De plus, les institutions financières internationales et les organismes de développement vont aussi dans ce sens :

- Banque européenne pour la reconstruction et le développement qui entérine « le fait que, pour que les peuples autochtones voient leurs droits respectés et puissent établir des partenariats quand ils l’estiment opportun, il faut qu’ils puissent donner leur consentement libre, préalable et éclairé »

- Banque asiatique de développement qui a aussi récemment revu sa politique dans ce domaine.

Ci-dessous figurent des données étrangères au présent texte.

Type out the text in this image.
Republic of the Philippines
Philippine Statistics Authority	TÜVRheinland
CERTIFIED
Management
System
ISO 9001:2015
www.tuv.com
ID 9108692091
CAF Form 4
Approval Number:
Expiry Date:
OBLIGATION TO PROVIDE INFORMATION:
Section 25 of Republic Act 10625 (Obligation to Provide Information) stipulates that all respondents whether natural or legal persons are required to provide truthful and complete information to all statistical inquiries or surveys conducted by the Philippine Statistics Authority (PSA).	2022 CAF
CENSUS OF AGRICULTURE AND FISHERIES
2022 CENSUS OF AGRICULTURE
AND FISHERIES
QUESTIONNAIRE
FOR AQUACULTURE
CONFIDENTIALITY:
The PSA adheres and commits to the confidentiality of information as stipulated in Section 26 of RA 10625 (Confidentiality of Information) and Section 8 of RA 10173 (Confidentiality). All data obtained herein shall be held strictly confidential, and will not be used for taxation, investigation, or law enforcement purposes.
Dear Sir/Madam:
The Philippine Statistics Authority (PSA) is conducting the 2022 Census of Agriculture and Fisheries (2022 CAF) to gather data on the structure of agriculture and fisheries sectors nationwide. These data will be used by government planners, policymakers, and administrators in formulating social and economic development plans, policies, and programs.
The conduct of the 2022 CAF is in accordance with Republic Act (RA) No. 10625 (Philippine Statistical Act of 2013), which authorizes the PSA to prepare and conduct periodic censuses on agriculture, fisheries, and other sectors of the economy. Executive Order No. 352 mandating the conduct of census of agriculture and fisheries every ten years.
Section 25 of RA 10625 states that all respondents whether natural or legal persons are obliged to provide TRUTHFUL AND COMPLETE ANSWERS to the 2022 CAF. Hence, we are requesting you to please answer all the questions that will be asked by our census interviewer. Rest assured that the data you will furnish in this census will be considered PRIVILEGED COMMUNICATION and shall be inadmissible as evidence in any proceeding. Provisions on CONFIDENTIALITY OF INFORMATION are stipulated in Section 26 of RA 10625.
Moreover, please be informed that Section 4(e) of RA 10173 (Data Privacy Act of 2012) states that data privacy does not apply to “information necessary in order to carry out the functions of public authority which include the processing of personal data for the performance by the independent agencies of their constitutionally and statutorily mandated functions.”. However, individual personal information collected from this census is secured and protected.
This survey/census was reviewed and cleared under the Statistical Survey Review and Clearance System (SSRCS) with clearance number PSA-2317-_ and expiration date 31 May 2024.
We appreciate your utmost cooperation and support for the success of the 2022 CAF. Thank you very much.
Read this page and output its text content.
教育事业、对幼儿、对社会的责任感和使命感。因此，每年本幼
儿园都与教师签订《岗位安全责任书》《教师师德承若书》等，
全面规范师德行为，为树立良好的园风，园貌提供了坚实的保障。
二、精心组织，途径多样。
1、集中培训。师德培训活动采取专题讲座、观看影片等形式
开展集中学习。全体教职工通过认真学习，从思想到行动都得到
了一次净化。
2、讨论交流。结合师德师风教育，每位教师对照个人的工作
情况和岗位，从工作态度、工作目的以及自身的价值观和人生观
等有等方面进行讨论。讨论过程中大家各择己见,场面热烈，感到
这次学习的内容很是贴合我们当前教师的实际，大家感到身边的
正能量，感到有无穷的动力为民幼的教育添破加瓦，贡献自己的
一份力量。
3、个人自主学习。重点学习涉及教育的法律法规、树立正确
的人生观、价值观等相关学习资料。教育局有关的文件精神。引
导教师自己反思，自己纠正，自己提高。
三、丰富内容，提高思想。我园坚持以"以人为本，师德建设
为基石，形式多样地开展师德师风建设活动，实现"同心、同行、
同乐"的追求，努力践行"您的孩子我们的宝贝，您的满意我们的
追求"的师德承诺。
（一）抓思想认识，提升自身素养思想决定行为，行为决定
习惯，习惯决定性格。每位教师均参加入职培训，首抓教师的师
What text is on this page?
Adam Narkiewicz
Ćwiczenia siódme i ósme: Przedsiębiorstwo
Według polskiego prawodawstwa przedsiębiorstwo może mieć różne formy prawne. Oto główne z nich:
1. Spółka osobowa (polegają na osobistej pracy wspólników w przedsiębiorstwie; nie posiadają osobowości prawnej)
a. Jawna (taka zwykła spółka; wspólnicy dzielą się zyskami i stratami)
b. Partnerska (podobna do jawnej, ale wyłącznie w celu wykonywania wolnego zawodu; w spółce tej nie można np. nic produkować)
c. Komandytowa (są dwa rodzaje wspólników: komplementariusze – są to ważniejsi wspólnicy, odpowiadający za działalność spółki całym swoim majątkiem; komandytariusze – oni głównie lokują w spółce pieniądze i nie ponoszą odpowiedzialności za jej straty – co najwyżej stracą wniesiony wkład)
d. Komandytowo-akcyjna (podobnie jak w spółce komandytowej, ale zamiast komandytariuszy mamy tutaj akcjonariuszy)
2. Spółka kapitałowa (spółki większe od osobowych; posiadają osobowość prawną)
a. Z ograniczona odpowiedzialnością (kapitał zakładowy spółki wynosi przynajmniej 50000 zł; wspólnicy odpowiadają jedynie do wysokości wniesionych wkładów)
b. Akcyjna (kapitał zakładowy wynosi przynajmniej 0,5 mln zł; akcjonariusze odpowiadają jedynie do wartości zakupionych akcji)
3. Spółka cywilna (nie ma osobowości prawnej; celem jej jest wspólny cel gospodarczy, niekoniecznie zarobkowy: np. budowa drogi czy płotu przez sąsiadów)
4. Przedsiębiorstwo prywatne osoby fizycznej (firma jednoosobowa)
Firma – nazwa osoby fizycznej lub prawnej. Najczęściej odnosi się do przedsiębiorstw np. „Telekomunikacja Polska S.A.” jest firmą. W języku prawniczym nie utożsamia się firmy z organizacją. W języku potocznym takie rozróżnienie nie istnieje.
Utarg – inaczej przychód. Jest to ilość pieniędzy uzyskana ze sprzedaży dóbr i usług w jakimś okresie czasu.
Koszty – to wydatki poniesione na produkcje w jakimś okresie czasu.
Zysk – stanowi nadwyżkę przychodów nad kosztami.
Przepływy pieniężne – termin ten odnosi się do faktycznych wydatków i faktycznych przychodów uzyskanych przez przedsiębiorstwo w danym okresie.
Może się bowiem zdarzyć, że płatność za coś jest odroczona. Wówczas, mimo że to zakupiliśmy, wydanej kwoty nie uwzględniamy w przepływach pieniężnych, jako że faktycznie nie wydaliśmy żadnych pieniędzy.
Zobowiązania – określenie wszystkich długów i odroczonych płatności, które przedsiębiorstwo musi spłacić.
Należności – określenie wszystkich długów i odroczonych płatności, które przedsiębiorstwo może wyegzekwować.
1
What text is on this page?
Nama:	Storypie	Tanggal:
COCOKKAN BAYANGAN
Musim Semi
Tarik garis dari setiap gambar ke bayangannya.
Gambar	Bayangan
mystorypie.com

Enfin, le projet récent relatif aux politiques en matière de garanties (octobre 2008) inclut l’obligation du consentement libre, préalable et éclairé pour tout projet concernant « l’exploitation commercial des ressources naturelles des terres utilisées par les peuples autochtones, et ayant un impact sur leurs moyens de subsistance, ou sur l’utilisation de ces terres à des fins culturelles, spirituelles ou pour la célébration de cérémonies inhérentes à l’identité ou à la communauté des autochtones concernés ». Or, cette notion de « populations tirant traditionnellement leurs moyens de subsistance de la forêt » est bien reconnue en Guyane, et donc par le droit français, et a bien fait l’objet d’une réglementation (zones de droits d’usage).

 

Une question non résolue : les processus décisionnels des peuples autochtones

C’est en effet sur ce point qu’il reste encore beaucoup à faire en terme de réflexion dans le contexte français, et plus spécifiquement en Guyane en ce qui concerne les aires protégées mais aussi l’accès aux ressources.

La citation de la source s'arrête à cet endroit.